Time Event
11:00–11:15 Opening
11:15–12:15 Plenary Keynote: Think Inside the Box: Glass-box Evaluation Methods for Neural MT
by Marina Fomicheva, University of Sheffield
Most of the current SOTA approaches to automatic NLG evaluation treat the system under evaluation as a black box. In this talk I will present an alternative approach that looks inside the system to gain insights on the quality of generated outputs, using neural MT as an example. I will show how this idea can be applied to both reference-based and reference-free evaluation of MT outputs.

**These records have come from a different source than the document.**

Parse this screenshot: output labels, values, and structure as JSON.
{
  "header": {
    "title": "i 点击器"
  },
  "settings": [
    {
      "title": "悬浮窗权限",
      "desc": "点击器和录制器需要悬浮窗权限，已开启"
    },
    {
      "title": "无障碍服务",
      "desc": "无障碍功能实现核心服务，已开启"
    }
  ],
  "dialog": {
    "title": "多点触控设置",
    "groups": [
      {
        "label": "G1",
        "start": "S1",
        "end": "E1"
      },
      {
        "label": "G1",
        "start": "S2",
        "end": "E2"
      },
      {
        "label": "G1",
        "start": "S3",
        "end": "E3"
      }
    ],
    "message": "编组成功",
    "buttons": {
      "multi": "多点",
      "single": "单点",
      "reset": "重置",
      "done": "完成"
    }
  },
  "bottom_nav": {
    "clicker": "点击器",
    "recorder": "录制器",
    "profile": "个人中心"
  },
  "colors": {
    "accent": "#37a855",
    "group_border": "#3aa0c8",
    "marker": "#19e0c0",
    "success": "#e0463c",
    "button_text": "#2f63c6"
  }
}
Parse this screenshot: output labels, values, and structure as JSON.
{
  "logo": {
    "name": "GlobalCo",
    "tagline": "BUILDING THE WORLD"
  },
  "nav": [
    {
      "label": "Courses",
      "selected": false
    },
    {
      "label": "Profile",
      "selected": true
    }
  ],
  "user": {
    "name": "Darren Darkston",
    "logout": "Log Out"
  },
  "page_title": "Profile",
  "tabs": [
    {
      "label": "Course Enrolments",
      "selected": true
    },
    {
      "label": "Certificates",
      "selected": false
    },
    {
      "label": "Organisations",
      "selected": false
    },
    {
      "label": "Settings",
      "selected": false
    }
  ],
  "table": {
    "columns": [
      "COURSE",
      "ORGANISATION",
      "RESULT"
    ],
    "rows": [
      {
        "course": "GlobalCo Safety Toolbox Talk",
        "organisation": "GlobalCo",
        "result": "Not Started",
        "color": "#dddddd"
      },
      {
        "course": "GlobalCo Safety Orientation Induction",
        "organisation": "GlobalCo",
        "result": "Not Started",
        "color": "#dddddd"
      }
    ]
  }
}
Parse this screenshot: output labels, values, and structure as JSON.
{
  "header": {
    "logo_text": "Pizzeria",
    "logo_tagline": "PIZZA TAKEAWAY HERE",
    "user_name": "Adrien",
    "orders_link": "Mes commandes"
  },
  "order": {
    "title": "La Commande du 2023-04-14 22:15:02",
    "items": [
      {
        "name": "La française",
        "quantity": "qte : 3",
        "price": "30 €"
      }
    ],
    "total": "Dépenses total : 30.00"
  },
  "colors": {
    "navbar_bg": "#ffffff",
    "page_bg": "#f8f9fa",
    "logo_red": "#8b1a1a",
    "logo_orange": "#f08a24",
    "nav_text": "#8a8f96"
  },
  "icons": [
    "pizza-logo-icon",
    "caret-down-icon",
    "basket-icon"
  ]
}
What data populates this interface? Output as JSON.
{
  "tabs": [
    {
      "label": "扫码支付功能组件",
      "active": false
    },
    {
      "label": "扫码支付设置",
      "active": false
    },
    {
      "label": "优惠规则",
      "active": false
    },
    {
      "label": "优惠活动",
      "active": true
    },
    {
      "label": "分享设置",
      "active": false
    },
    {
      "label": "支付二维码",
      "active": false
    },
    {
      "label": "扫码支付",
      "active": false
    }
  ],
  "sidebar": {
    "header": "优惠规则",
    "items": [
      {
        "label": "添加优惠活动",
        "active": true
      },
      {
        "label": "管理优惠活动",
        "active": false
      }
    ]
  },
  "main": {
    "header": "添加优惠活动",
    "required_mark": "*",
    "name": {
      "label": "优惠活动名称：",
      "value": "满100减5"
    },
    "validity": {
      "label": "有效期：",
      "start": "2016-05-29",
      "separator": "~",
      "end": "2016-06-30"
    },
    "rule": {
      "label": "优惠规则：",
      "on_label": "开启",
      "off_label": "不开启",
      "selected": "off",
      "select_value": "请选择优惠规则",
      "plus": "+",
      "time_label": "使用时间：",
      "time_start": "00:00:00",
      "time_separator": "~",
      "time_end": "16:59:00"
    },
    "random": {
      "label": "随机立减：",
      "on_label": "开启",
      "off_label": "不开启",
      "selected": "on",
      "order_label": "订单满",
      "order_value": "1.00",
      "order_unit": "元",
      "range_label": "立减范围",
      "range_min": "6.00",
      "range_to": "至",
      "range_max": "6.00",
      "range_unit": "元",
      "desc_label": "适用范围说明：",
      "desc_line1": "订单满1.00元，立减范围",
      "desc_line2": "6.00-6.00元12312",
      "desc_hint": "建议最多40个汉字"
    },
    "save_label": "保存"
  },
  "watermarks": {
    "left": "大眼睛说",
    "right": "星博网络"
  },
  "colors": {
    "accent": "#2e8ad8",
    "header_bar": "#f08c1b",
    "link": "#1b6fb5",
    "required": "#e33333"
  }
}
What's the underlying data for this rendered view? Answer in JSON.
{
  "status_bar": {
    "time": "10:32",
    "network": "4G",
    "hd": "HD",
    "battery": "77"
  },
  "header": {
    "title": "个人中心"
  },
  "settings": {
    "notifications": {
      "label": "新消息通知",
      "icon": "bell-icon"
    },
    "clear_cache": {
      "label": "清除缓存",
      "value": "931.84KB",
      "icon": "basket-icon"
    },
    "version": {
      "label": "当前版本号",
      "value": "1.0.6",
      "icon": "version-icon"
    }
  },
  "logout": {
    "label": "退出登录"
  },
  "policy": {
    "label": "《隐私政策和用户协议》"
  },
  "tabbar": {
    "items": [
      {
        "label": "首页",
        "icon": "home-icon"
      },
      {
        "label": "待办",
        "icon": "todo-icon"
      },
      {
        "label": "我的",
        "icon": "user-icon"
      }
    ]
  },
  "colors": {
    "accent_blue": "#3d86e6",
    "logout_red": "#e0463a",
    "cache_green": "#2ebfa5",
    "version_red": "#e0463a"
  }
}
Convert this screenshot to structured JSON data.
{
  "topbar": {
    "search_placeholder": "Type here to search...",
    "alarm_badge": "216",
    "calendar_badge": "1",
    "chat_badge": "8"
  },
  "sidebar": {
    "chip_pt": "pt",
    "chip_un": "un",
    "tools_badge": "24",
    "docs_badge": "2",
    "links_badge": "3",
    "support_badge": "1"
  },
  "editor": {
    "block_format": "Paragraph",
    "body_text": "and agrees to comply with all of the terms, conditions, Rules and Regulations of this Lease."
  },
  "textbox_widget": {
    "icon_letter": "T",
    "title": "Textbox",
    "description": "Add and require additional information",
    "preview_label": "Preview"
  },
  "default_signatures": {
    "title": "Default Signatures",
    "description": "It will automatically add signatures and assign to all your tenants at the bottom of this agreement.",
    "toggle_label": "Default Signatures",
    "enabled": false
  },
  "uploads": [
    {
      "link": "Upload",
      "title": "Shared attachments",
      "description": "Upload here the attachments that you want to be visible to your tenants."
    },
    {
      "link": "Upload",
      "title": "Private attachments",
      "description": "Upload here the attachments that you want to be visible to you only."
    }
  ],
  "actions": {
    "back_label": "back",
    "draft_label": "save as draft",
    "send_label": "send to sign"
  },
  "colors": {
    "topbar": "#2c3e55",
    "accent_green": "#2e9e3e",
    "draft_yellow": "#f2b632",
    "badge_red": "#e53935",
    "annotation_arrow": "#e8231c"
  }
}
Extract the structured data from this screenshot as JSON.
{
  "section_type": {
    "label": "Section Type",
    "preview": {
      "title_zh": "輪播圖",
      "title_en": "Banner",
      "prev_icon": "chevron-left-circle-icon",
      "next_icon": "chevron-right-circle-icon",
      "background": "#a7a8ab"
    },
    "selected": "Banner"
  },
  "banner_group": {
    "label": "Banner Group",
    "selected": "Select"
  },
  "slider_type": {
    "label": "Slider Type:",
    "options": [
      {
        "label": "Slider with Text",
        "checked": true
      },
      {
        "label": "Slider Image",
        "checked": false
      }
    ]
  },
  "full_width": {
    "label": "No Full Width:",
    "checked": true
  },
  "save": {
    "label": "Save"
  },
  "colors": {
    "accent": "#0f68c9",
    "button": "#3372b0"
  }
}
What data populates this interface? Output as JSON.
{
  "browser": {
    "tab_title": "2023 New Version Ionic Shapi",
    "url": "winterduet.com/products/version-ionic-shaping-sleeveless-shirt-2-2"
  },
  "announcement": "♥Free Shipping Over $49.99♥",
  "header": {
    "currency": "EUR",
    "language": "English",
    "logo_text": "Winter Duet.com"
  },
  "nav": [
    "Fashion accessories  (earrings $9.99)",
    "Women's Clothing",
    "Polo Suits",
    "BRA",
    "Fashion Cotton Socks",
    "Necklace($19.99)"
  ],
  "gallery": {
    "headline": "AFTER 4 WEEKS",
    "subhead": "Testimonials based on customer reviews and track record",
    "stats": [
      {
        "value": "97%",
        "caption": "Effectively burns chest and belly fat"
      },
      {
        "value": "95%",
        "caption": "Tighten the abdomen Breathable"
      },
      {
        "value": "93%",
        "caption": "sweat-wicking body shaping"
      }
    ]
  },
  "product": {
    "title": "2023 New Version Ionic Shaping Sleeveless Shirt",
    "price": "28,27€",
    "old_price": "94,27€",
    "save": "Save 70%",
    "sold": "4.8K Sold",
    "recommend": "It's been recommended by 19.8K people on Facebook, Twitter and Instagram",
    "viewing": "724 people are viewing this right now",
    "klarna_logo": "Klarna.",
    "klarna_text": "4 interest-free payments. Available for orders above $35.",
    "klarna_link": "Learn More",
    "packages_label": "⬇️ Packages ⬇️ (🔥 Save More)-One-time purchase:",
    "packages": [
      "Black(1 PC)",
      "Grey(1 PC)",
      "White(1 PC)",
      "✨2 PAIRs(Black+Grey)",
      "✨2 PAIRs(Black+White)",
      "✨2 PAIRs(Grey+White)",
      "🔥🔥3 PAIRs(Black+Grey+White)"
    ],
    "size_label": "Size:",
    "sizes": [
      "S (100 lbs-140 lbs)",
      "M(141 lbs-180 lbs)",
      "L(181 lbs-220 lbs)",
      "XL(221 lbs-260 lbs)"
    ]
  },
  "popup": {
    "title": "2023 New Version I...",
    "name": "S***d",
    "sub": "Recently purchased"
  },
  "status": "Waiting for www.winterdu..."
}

As a side note, I will highlight some meta-evaluation aspects that affect the performance of automatic evaluation methods, but often go unnoticed in the large-scale evaluation campaigns.
[Slides] [Video]
12:15–12:50 Break
12:50–13:20 Elevator pitches for all papers
13:20–13:50 Poster session 1
- Automatic Machine Translation Evaluation in Many Languages via Zero-Shot Paraphrasing
- Studying the Effects of Cognitive Biases in Evaluation of Conversational Agents
13:50–14:20 Poster session 2
- On the interaction of automatic evaluation and task framing in headline style transfer
- Evaluating Semantic Accuracy of Data-to-Text Generation with Natural Language Inference
14:20–15:00 Break
15:00–16:00 Panel discussion with Q&A
Panelists: Marina Fomicheva, Yvette Graham, João Sedoc
The panelists will be discussing the current limits, as well as the future of NLG evaluation. What is currently missing in the evaluation of NLG systems? How can human and automated metrics be improved? These and more questions will be covered in our live panel, where we will also leave space for Q&A with the audience.
16:00–16:30 Poster session 3
- Informative Manual Evaluation of Machine Translation Output
- NUBIA: NeUral Based Interchangeability Assessor for Text Generation
- “This is a Problem, Don’t You Agree?” Framing and Bias in Human Evaluation for Natural Language Generation
16:30–16:50 Break
16:50–17:20 Poster session 4
- A proof of concept on triangular test evaluation for Natural Language Generation
- Evaluation rules! On the use of grammars and rule-based systems for NLG evaluation
- Evaluating AMR-to-English NLG Evaluation
17:20–18:20 General discussion, closing